Ex-Norway international Pa-Modou Kah says that he wants to coach The Gambia, where he was born, one day.
The 39-year-old has just begun his first job as a senior coach at Canadian Premier League side Pacific FC.
Kah was born in the Gambian capital Banjul but left at the age of eight to join his father, an ex-international, in Norway.
“It’s a dream of mine to lead my country (The Gambia) in the future, but for now my focus is on Pacific FC. I need to prove myself here and build my career first,” he told BBC Sport.
”Africa should invest in their own coaches and develop them. To see Algeria and Senegal in the final of African Nations Cup made me proud.
”Two African coaches, who made their living as professional footballers in Europe, going back to lead their nations, that showed me that we have great young coaches coming up.
With the Scorpions yet to qualify for a first Africa Cup of Nations, Kah is adamant there is hope for the small West African country.
“I believe The Gambia has lots of talents. We have Omar Colley playing in Italy (Sampdoria) and lots of players in European leagues,” he said.
“A strong vision and structure is needed for the country to be successful and I believe there are great coaches in The Gambia to lead our nation.”
Kah says he has no regrets over his decision to play for Norway, who he earned 10 caps for, rather than the Scorpions.
“I do not regret not playing for The Gambia, because back then our country wasn’t a strong football nation and we didn’t have the structure that was needed,” he explained.
“Did wish I played for them (The Gambia)? Absolutely, because that’s my country.
“For me it was a choice of which country provided the best opportunity to have a football career.
“I chose Norway because chances were bigger and having a European passport made it easier for me to be seen and move at that time.
“As a Gambian I’m proud to be the first fully black man beside John Carew (mixed race) to play for the country. I paved the way for the next generation of immigrant kids in Norway.
“Now it’s a norm and we have another Gambian in Joshua King playing for Norway. It makes me proud to see the what the power of football can do.
“If social media was around during my time growing up it would have been a world sensation seeing a fully black man playing for the Norwegian National team.
“I also have Norway to be thankful as it allowed me to have the career I had and now embark this new journey as a coach.”
A step up to coaching
After beginning his playing career in Norway at Valerenga he moved to neighbouring Sweden and AIK before stints with Dutch side Roda JC, Al Khor and Qatar SC in Qatar as well as Saudi Arabia’s Al-Wehda.
He then move to north America’s Major League Soccer where he played for Portland Timbers and Vancouver Whitecaps, where he began his coaching career as an assistant.
In January Pacific FC, who are based in Victoria British Columbia, announced the hiring of the former assistant coach at MLS side Cincinnati FC for the 2020 season.
“Being appointed as a Head Coach is a responsibility I am proud of and very excited about,” he said.

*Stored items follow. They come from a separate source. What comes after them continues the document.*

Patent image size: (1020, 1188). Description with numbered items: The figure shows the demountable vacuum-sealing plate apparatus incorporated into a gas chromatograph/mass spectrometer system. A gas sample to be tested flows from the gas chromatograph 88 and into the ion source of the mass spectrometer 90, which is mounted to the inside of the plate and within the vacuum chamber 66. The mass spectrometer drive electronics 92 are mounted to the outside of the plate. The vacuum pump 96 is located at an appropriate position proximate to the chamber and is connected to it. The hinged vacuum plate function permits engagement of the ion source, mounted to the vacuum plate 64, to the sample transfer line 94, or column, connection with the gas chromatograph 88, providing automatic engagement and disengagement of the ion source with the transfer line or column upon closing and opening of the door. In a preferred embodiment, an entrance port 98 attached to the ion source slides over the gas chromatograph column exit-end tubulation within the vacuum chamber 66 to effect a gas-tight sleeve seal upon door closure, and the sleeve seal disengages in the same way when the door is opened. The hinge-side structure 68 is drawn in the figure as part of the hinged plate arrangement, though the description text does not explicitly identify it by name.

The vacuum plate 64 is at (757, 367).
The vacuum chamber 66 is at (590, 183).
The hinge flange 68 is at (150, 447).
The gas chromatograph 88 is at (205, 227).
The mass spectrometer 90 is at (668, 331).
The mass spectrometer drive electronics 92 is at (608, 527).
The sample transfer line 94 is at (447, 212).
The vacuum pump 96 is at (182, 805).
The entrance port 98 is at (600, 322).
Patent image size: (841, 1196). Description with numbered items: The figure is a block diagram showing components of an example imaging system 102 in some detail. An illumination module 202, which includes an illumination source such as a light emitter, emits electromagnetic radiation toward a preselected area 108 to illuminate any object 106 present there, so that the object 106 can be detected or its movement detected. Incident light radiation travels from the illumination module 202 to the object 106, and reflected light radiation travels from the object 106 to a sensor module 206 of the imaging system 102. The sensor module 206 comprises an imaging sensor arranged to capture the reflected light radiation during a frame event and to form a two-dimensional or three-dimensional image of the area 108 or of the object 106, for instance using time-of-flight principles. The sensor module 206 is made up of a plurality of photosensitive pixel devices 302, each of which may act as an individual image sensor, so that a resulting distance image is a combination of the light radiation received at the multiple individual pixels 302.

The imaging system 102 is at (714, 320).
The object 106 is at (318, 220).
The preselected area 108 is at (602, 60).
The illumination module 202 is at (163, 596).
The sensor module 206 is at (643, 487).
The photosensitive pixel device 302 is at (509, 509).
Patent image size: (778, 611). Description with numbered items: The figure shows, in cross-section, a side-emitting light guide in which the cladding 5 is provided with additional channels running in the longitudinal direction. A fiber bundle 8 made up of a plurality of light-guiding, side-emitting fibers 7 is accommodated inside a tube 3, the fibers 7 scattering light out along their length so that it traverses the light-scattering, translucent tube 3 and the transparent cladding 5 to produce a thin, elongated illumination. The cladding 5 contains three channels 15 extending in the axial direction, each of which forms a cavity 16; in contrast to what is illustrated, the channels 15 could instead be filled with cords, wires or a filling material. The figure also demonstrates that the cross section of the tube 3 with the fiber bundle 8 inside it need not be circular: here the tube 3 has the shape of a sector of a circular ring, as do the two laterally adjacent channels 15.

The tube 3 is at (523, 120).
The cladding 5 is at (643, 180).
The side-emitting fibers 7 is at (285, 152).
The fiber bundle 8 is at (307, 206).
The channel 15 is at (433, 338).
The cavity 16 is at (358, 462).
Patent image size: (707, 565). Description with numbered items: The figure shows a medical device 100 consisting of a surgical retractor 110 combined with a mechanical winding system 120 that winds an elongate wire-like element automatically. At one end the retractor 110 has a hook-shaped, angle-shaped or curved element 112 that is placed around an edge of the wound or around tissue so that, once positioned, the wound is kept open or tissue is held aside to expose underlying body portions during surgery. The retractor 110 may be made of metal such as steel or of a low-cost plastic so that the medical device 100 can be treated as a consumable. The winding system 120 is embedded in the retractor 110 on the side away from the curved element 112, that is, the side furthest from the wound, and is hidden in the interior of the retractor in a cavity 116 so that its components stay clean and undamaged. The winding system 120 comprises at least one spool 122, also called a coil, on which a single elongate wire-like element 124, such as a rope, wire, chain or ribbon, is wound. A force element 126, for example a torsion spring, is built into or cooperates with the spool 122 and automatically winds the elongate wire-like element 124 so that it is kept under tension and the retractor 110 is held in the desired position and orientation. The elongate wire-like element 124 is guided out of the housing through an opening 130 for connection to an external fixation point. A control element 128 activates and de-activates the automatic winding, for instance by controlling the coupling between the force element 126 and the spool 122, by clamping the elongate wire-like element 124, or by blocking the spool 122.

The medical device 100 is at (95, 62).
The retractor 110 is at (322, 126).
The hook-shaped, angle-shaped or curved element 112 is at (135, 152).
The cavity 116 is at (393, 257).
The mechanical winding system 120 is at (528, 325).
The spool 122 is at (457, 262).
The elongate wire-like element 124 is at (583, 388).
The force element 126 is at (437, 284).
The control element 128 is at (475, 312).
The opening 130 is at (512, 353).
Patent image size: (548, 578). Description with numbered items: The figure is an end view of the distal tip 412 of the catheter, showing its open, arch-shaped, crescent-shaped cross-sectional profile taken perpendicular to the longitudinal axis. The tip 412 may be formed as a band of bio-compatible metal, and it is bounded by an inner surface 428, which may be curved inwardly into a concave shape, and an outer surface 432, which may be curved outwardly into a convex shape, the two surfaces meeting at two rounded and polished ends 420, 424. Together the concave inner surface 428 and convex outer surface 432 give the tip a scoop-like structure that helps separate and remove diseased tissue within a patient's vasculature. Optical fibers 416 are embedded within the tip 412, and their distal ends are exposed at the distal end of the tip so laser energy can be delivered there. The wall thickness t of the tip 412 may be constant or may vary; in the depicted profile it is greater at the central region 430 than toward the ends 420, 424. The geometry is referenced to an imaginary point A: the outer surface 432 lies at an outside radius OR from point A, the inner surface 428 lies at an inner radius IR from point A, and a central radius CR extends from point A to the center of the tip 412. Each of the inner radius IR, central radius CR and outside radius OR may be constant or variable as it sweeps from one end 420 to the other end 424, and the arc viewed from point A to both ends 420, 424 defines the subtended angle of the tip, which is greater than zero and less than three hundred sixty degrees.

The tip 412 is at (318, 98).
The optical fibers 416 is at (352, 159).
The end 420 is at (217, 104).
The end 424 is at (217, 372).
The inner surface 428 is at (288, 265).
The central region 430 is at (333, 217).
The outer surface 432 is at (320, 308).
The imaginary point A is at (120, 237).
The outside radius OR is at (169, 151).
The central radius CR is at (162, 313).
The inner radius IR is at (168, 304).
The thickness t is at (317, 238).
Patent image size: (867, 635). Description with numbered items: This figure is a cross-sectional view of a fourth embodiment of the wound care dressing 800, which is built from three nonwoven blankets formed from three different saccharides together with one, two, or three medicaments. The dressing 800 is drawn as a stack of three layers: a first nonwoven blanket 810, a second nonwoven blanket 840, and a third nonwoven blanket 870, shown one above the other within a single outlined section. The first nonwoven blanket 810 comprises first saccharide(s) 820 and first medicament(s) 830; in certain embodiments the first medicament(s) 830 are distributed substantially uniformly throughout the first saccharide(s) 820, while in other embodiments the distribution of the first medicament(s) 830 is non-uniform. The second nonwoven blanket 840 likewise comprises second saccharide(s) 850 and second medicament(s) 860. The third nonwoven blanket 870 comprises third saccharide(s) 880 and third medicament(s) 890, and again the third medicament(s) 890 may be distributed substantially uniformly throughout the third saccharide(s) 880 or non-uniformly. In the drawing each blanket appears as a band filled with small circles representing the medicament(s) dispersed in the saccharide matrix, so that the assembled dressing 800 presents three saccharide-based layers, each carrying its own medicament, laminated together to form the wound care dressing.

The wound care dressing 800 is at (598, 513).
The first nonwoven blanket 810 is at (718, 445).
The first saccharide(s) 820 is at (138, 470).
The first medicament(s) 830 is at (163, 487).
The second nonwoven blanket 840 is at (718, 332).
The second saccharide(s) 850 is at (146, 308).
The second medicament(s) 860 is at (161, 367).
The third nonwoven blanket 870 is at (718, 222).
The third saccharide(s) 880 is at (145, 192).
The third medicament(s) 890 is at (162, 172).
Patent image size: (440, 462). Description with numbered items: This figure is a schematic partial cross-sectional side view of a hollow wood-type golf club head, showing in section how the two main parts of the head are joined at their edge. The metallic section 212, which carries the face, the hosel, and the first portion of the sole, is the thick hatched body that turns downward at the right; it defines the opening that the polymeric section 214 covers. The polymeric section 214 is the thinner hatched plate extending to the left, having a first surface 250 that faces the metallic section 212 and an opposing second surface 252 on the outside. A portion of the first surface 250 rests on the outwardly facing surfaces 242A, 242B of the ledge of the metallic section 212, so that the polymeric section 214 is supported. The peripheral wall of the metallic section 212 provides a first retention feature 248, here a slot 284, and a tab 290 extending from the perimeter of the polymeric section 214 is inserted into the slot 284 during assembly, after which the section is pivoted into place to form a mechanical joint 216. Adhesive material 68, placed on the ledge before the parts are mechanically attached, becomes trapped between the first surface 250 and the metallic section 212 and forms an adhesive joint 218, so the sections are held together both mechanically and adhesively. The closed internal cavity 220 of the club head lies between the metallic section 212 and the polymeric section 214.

“The responsibility to lead a club and help it grow is something I always believed in and wanted to do.
“I know the outside world will be looking at me and be ready to judge or criticize me.
“Which is fine, because I know the pressure and expectation I set for myself and that’s the only thing that matters to me.
“The most important responsibility I have is towards the players and the club. Which is to get the best out of each other every day and create a culture and chemistry.
“The trust between the club and I is very important and having that makes my job a lot easier. The vision and philosophy of the club are aligned with mine, which made it a great fit.
“Hopefully we can have success together. We are a driven club from the owners down to the players, staff, fans and community.”